Not because I knew her – I didn’t. Not because my life looks like hers – it doesn’t. Not because I’ve experienced violence – I haven’t.
It’s the sadness at a young life cut short. At a creative person who will never have the chance to prove how great she could’ve been. At how close she was to making it home before she was raped and murdered.
It’s the impotent rage at the instant flood of #notallmen that appears under every social media post from the men that have to centre themselves, that have to make it about them, that have the temerity to turn themselves into the victims, even when a life has been taken.
It’s the anger at the rapist and murderer being excused for his crimes because he’s on the autism spectrum… as if there aren’t millions of people on the spectrum who somehow manage to get through every day without raping and murdering someone.
But mostly, it’s the deep sense of helplessness that we’re still being told to take responsibility for not being attacked. It’s the knowledge that we are not equal, are still not fucking equal, even when we’re white, middle class, straight. It’s imagining how much worse it could be for women of colour, for low income or homeless women.
We’re still not allowed to take up equal space in the world. We’re still told we need to be afraid, instead of the world telling men that they need to stop assuming our bodies are theirs for the taking.
Stop telling us to be afraid.
WE ARE ALREADY AFRAID.
Every woman lives with this fear inside us. It’s always there, that latent terror, lurking beneath the surface, ready to spring into action. The scenarios we go over in our heads in every situation, day or night, the plans we devise to get away just in case that man who gets off the bus at our stop follows us home.
That fear is our reality, day in, day out, and it is exhausting.

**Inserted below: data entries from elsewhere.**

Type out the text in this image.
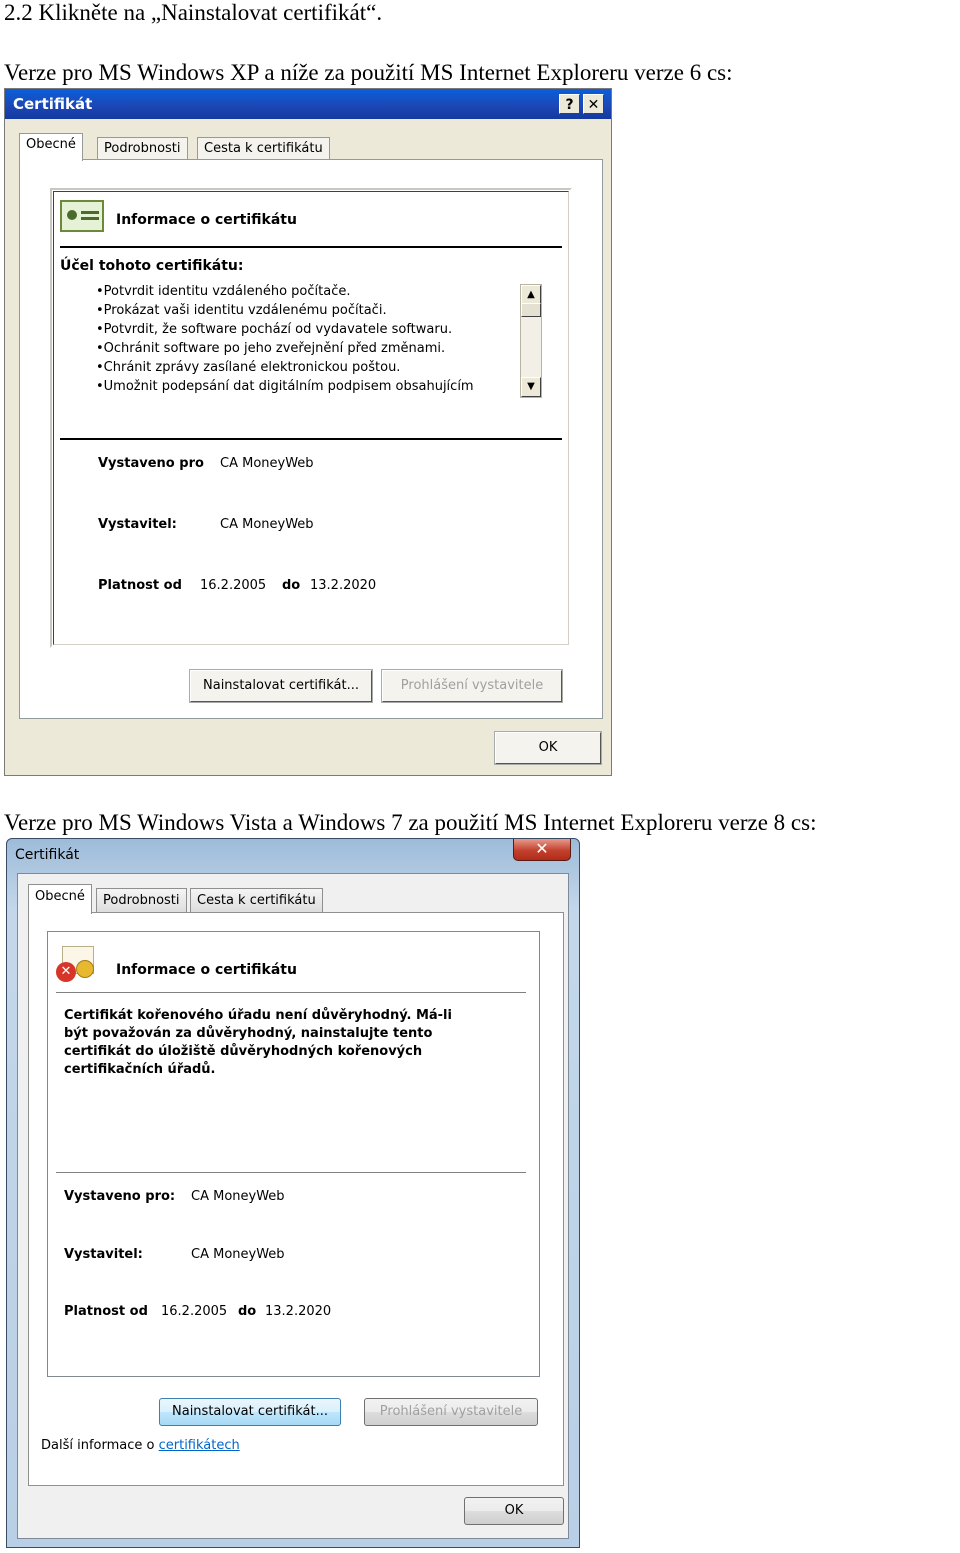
2.2 Klikněte na „Nainstalovat certifikát“.
Verze pro MS Windows XP a níže za použití MS Internet Exploreru verze 6 cs:
Verze pro MS Windows Vista a Windows 7 za použití MS Internet Exploreru verze 8 cs:
Certifikát	?	✕
Obecné	Podrobnosti	Cesta k certifikátu
Informace o certifikátu
Účel tohoto certifikátu:
•Potvrdit identitu vzdáleného počítače.
•Prokázat vaši identitu vzdálenému počítači.
•Potvrdit, že software pochází od vydavatele softwaru.
•Ochránit software po jeho zveřejnění před změnami.
•Chránit zprávy zasílané elektronickou poštou.
•Umožnit podepsání dat digitálním podpisem obsahujícím
▲
▼
Vystaveno pro CA MoneyWeb
Vystavitel:	CA MoneyWeb
Platnost od 16.2.2005 do 13.2.2020
Nainstalovat certifikát...	Prohlášení vystavitele
OK
Certifikát	✕
Obecné	Podrobnosti	Cesta k certifikátu
✕	Informace o certifikátu
Certifikát kořenového úřadu není důvěryhodný. Má-li
být považován za důvěryhodný, nainstalujte tento
certifikát do úložiště důvěryhodných kořenových
certifikačních úřadů.
Vystaveno pro: CA MoneyWeb
Vystavitel:	CA MoneyWeb
Platnost od 16.2.2005 do 13.2.2020
Nainstalovat certifikát...	Prohlášení vystavitele
Další informace o certifikátech
OK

It feels like we are born to carry it.
We are told to ‘use our common sense’, to be afraid of the mythical monster, but we also mustn’t dare to vilify all men for the actions of the few. At the same time, the steady, unending stream of domestic deaths tells us that we are more likely to be murdered by someone we’re close to, someone who tells us they love us.
Part of me understands that when the police advise caution, advise walking in groups, they’re only saying it because this culture is so deeply ingrained that they have no idea how to even begin to address it. This excellent piece by Jane Gilmore sums up the enormity of the problem. I know it’s hard. I know there aren’t any easy answers. But continuing to trot out the same old lines isn’t good enough anymore.
Do better. Be better.
We don’t want to be protected. We want the freedom to walk wherever we want, whenever we want, wearing whatever we want, alone or with friends, without being afraid.
We don’t want to carry the fear anymore.